商事信託は営利を目的としているため、必ず信託報酬がかかります。
扱う銀行や会社、また取り扱っている商品によって報酬額は異なりますが、コストは総じて高めになっています。


信託を始めたものの、毎月かなりの額がかかり、続けることが難しくなってきたということもありえるかもしれません。

 

一方で家族信託は、契約次第でコストをゼロにすることも可能です。
商事信託は、運用のためにイニシャルコストやランニングコストがかかるので、始めるためのハードルと続けるためのハードルがどうしても高くなってしまいます。

 

商事信託のメリット

商事信託のデメリットについて幾つか取り上げてきましたが、もちろんメリットもあります。


ここでは、3つのメリットを取り上げます。

 

受託者になってくれる人がいなくても信託を始められる

信託財産の受託者となってくれる家族や親族が近くにいないときでも、商事信託を利用すれば信託を始めることができます。


免許を持っているプロなので、専門知識が豊富です。
また、金融庁の管理下にありますので、不正が起きにくいという信頼感もあります。

 

資産管理の負担を減らすことができる

また、大きなメリットの1つは、資産管理の負担を減らすことができる点です。
たとえば、不動産の賃貸経営には、賃料の管理、収支の計算、建物の維持修繕、入居率の維持や納税など様々な手間がかかります。


商事信託として収益不動産を信託した場合、信託銀行や信託会社が、これらの手間を一手に引き受けてくれます。

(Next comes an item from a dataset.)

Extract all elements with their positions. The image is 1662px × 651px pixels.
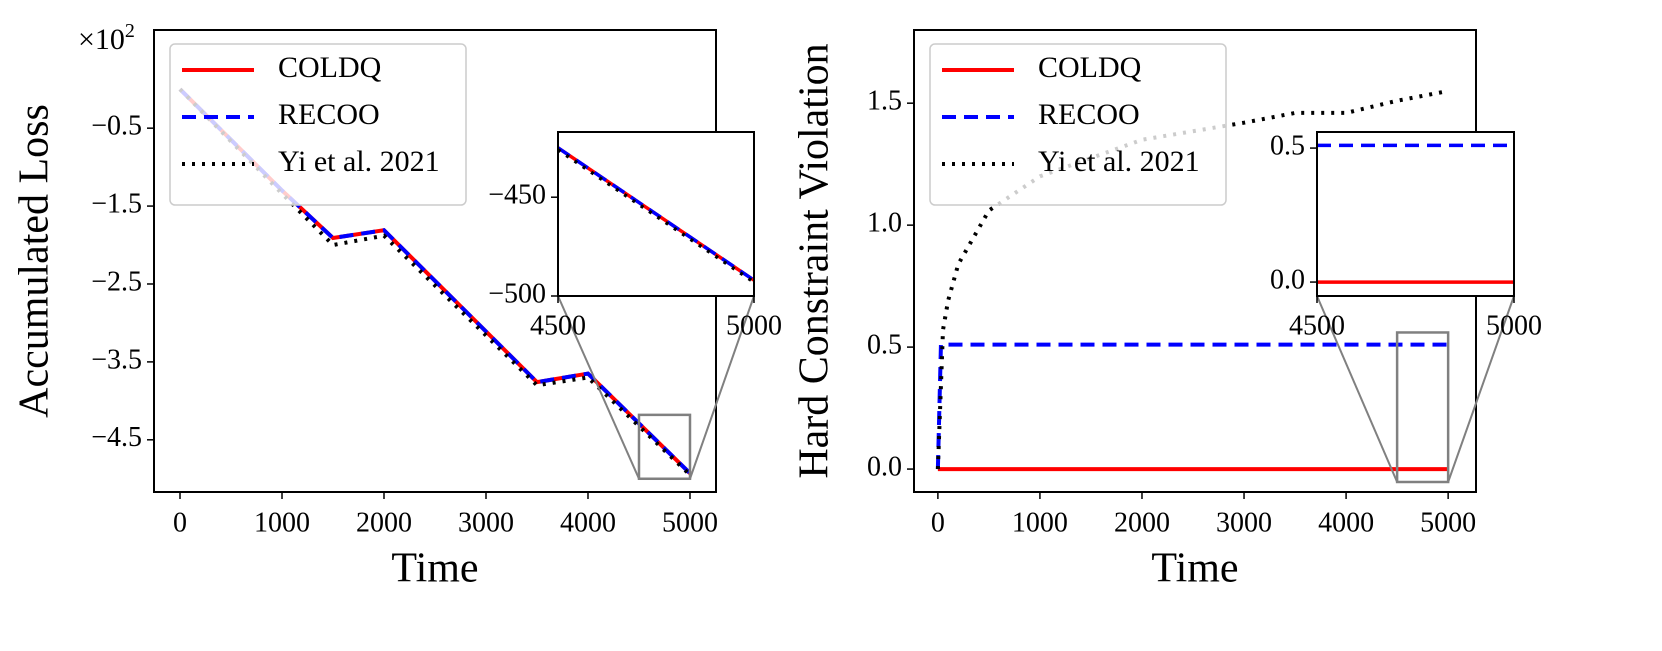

自分で不動産を管理するのが面倒だったり苦手だったりするときには、商事信託を活用することで、負担を軽減できます。

 

受託者死亡によるリスクを減らすことができる

商事信託の受託者は、信託銀行や信託会社といった法人です。個人とは異なり死亡することがありません。


信託では、受託者が死亡した場合、受託者が死亡してから1年が経過しても新たな受託者が選任されないときには、信託契約自体が終了してしまいます。


商事信託には、このような信託契約終了のリスクがないため、安定した運用が見込めます。


一度信託を組めば、その後はずっとお任せすることができるという安心感はメリットの1つです。